Huid de los lugares comunes, las frases recurrentes utilizadas en exceso por nosotros; por ejemplo, evitar que los principios de capítulo empiecen de forma similar (con recursos climáticos, temporales, etc). Huid también de las muletillas, las palabras o locuciones que tendemos a utilizar EN EXCESO (esto es difícil percibirlo por uno mismo, por eso la labor del editor es tan relevante).

Empezad y acabad los párrafos con fuerza, con acciones cortas y directas, o frases que impliquen sentencia. Evitad empezar párrafos con locuciones, son innecesarias (de pronto, sin embargo, a pesar de todo, etc.). En general, evitad el abuso de estas locuciones.

Dad una secuencia lógica de los acontecimientos. Por ejemplo, llevad al lector de la mano cuando se cambie de escenario, para situarlo en la nueva circunstancia sin que se pierda, u ofreced un transcurso de los hechos razonable, un orden lógico en los sucesos. A veces, una parte del libro es bonita y profunda, pero si es incomprensible por ser demasiado caótica, la belleza y el mensaje se diluirán.

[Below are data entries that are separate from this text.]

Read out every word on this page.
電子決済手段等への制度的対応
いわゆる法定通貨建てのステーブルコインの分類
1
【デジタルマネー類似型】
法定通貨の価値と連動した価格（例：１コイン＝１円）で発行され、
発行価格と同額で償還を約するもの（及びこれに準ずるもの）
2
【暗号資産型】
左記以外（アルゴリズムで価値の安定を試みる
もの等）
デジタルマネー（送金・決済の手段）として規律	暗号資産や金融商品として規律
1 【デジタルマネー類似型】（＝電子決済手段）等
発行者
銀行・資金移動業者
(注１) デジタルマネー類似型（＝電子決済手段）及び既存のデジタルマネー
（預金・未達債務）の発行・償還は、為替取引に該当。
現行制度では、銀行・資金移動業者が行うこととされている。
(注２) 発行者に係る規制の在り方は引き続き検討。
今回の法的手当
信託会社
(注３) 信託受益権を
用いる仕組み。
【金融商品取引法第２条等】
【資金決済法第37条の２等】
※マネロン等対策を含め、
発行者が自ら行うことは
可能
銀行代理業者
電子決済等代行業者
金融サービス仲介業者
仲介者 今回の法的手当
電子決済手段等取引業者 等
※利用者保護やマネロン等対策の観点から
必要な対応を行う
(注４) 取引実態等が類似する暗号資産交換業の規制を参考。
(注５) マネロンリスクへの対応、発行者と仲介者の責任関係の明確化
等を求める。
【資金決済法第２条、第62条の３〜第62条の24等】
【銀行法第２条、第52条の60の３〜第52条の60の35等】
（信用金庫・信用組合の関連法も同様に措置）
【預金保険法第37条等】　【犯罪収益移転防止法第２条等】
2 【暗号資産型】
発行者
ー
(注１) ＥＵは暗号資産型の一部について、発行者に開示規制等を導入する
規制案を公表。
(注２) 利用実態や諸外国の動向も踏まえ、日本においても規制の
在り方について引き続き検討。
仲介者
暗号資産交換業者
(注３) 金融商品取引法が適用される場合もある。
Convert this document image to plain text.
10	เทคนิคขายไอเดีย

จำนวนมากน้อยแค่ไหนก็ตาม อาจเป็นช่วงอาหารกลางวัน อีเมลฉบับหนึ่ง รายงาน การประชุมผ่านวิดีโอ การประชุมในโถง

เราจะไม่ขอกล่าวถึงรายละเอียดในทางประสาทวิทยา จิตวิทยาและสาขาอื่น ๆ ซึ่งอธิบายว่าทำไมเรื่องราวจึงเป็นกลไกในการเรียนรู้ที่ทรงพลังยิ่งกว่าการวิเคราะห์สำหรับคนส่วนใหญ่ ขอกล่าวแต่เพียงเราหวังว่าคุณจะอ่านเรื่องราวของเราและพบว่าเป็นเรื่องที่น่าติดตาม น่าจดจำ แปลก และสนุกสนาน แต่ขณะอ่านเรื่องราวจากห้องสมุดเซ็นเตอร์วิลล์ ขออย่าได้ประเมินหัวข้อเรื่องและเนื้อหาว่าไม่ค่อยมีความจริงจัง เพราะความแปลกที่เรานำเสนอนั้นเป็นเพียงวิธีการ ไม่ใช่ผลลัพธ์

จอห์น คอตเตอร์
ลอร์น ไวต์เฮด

Evitad la influencia de otras lenguas. En nuestros tiempos, es muy común recurrir a anglicismos como poder + verbo, ir a + verbo, utilizar el tiempo condicional para el pasado, etc. Así como anglicismos, también galicismos (del francés), italianismos, germanismos (del alemán), etc. Depende del idioma más conocido por nosotros, o el que más nos influencie.

—Cuidado con el exceso de verbos con se: pronominales, recíprocos, reflexivos (se preguntó, se dirigió, se encontraba, etc.). Tendemos a una sobreutilización de estos verbos, y, como cualquier exceso, dificulta la lectura.

—Las frases con muchos no son peligrosas. Evitad el exceso de negatividad tornándolas hacia la afirmación (no era capaz –> era incapaz).

Evitad las cacofonías. El uso de palabras cercanas que suenen demasiado similares (por ejemplo: con atención y precaución, pidió perdón a Ramón) dificulta la pronunciación de las frases.

Huid de los coloquialismos como ya, lo normal y justo, o palabras de uso oral como incluso, mismo y propio. Pueden usarse si acaso en diálogos, pero con mesura.

Repetid el nombre de los personajes cuanto sea necesario. O bien usar su nombre como referencia, o una característica suya muy concreta, o bien nada (porque se entiende que hablamos de él/ella). Evitad cosas genéricas como el joven, pues pueden confundir al lector.

 Espero que os hayan servido estos consejos, y ¡hasta la próxima!